I think this might be a draft or sketch for the huge painting above the altar in the Lutherkirche. Jesus is at the doorway of a second room. His teaching takes us up and beyond the bubble worlds we settle into — the TV politics-entertainment worlds that reinforce our thinking. This doorway is at the top of three steps. I'm reminded of the three steps the priest climbed at the start of the old Mass of my youth.
Psalm 122:1 (a Song of Ascent) says, "I was glad when they said to me, 'Let us go up to the house of the Lord.'"
Perhaps the artist is symbolizing the going up of a heart-mind to Christ's new teaching. The young woman right up front in the painting seems to be paying the greatest attention. I wouldn't be the first to suggest that women are more spiritually open than men. And of what does that Christ teaching consist?
The Rev. J.B. Philips wrote in his book, "Your God is Too Small" (1952)
"The truth taught by Jesus Christ is the right way to live.

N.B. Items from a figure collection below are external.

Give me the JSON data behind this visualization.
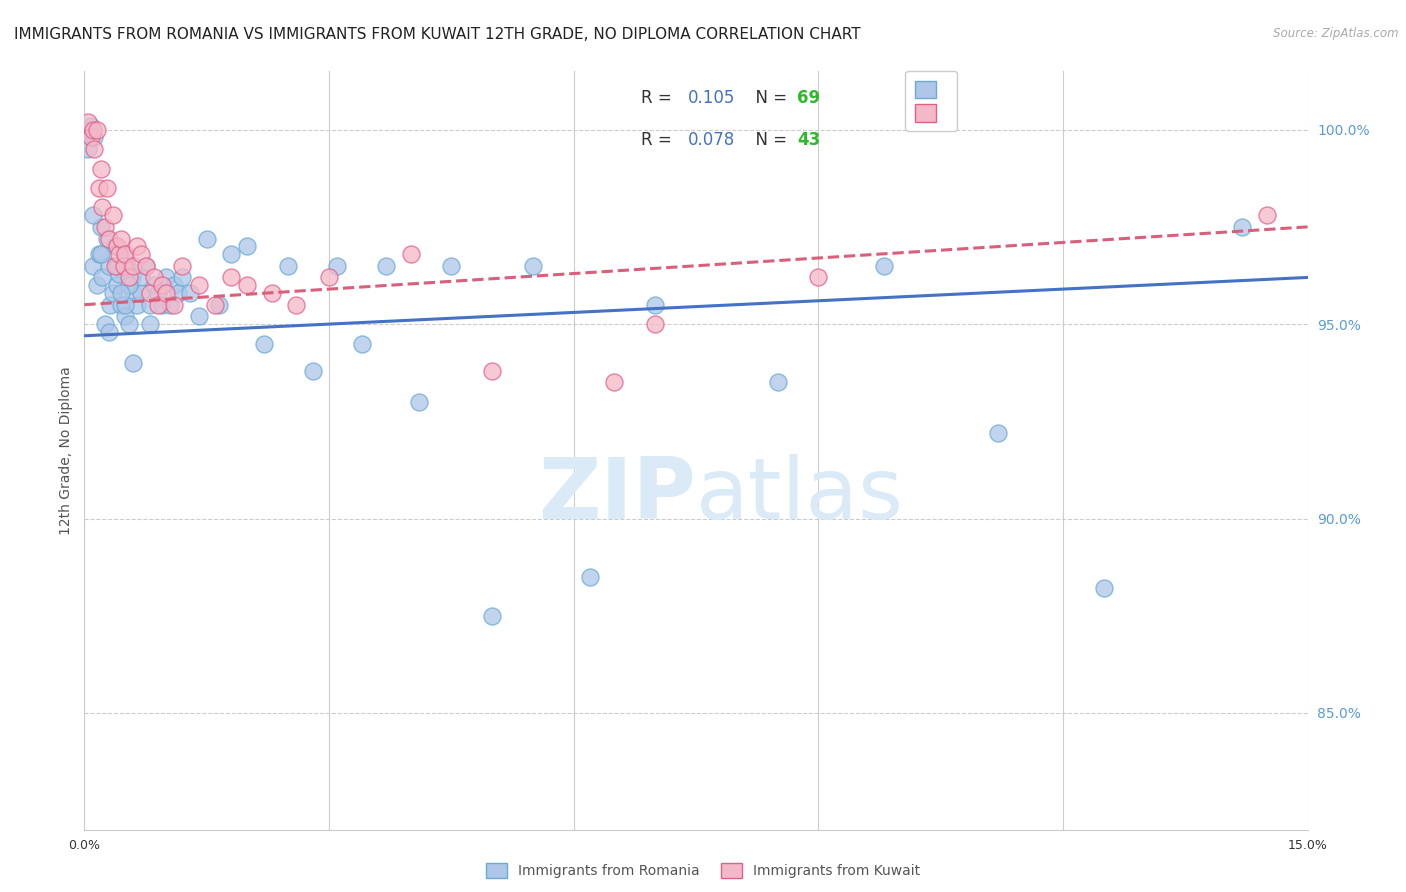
{
  "title": "IMMIGRANTS FROM ROMANIA VS IMMIGRANTS FROM KUWAIT 12TH GRADE, NO DIPLOMA CORRELATION CHART",
  "source": "Source: ZipAtlas.com",
  "ylabel_left": "12th Grade, No Diploma",
  "xlim": [
    0.0,
    15.0
  ],
  "ylim": [
    82.0,
    101.5
  ],
  "xticks": [
    0.0,
    3.0,
    6.0,
    9.0,
    12.0,
    15.0
  ],
  "xtick_labels": [
    "0.0%",
    "",
    "",
    "",
    "",
    "15.0%"
  ],
  "yticks_right": [
    85.0,
    90.0,
    95.0,
    100.0
  ],
  "ytick_labels_right": [
    "85.0%",
    "90.0%",
    "95.0%",
    "100.0%"
  ],
  "romania_color": "#aec6e8",
  "kuwait_color": "#f5b8c8",
  "romania_edge": "#6aaad4",
  "kuwait_edge": "#e0608a",
  "romania_R": 0.105,
  "romania_N": 69,
  "kuwait_R": 0.078,
  "kuwait_N": 43,
  "legend_romania": "Immigrants from Romania",
  "legend_kuwait": "Immigrants from Kuwait",
  "romania_scatter_x": [
    0.05,
    0.05,
    0.08,
    0.1,
    0.12,
    0.15,
    0.18,
    0.2,
    0.22,
    0.25,
    0.28,
    0.3,
    0.32,
    0.35,
    0.38,
    0.4,
    0.42,
    0.45,
    0.48,
    0.5,
    0.52,
    0.55,
    0.58,
    0.6,
    0.65,
    0.7,
    0.75,
    0.8,
    0.85,
    0.9,
    0.95,
    1.0,
    1.05,
    1.1,
    1.15,
    1.2,
    1.3,
    1.4,
    1.5,
    1.65,
    1.8,
    2.0,
    2.2,
    2.5,
    2.8,
    3.1,
    3.4,
    3.7,
    4.1,
    4.5,
    5.0,
    5.5,
    6.2,
    7.0,
    8.5,
    9.8,
    11.2,
    12.5,
    14.2,
    0.1,
    0.2,
    0.3,
    0.4,
    0.5,
    0.6,
    0.7,
    0.8,
    0.55,
    0.45
  ],
  "romania_scatter_y": [
    100.0,
    99.5,
    100.1,
    96.5,
    99.8,
    96.0,
    96.8,
    97.5,
    96.2,
    95.0,
    97.2,
    96.5,
    95.5,
    95.8,
    97.0,
    96.0,
    96.3,
    95.5,
    96.8,
    95.2,
    96.5,
    95.0,
    96.2,
    95.8,
    95.5,
    95.8,
    96.5,
    95.5,
    96.0,
    95.8,
    95.5,
    96.2,
    95.5,
    96.0,
    95.8,
    96.2,
    95.8,
    95.2,
    97.2,
    95.5,
    96.8,
    97.0,
    94.5,
    96.5,
    93.8,
    96.5,
    94.5,
    96.5,
    93.0,
    96.5,
    87.5,
    96.5,
    88.5,
    95.5,
    93.5,
    96.5,
    92.2,
    88.2,
    97.5,
    97.8,
    96.8,
    94.8,
    96.5,
    95.5,
    94.0,
    96.2,
    95.0,
    96.0,
    95.8
  ],
  "kuwait_scatter_x": [
    0.05,
    0.08,
    0.1,
    0.12,
    0.15,
    0.18,
    0.2,
    0.22,
    0.25,
    0.28,
    0.3,
    0.35,
    0.38,
    0.4,
    0.42,
    0.45,
    0.48,
    0.5,
    0.55,
    0.6,
    0.65,
    0.7,
    0.75,
    0.8,
    0.85,
    0.9,
    0.95,
    1.0,
    1.1,
    1.2,
    1.4,
    1.6,
    1.8,
    2.0,
    2.3,
    2.6,
    3.0,
    4.0,
    5.0,
    6.5,
    7.0,
    9.0,
    14.5
  ],
  "kuwait_scatter_y": [
    100.2,
    99.8,
    100.0,
    99.5,
    100.0,
    98.5,
    99.0,
    98.0,
    97.5,
    98.5,
    97.2,
    97.8,
    96.5,
    97.0,
    96.8,
    97.2,
    96.5,
    96.8,
    96.2,
    96.5,
    97.0,
    96.8,
    96.5,
    95.8,
    96.2,
    95.5,
    96.0,
    95.8,
    95.5,
    96.5,
    96.0,
    95.5,
    96.2,
    96.0,
    95.8,
    95.5,
    96.2,
    96.8,
    93.8,
    93.5,
    95.0,
    96.2,
    97.8
  ],
  "background_color": "#ffffff",
  "grid_color": "#cccccc",
  "title_fontsize": 11,
  "axis_label_fontsize": 10,
  "tick_fontsize": 9,
  "watermark_text": "ZIPatlas",
  "watermark_color": "#daeaf7",
  "trendline_romania_color": "#4472c4",
  "trendline_kuwait_color": "#d95f7a",
  "legend_r_color": "#4472c4",
  "legend_n_color": "#2ecc40"
}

It is not primarily a religion, not even the best religion, but God Himself explaining in terms that we can readily grasp how life is meant to be lived."
Christ's "right way to live," is often difficult, requiring honesty and self-knowledge.
Barbara Brown Taylor is an Anglican priest who has referred to herself as a "Spiritual Contrarian" which means, "I say things you're not supposed to say."
Perhaps she had in mind those who want to reduce Christianity and the following of Christ's life-way to simply being "nice" — or however laudable — simply following the Stations of the Cross on the church wall and calling it a day. She writes:
"He did not need people to go to Jerusalem to die with him. He needed people to go back to where they came from and live the kind of lives he had risked his own life to show them: lives of resisting the powers of death, of standing up for the little and the least, of turning cheeks and washing feet, of praying for enemies and loving the unlovable. That would be plenty hard enough for most of them."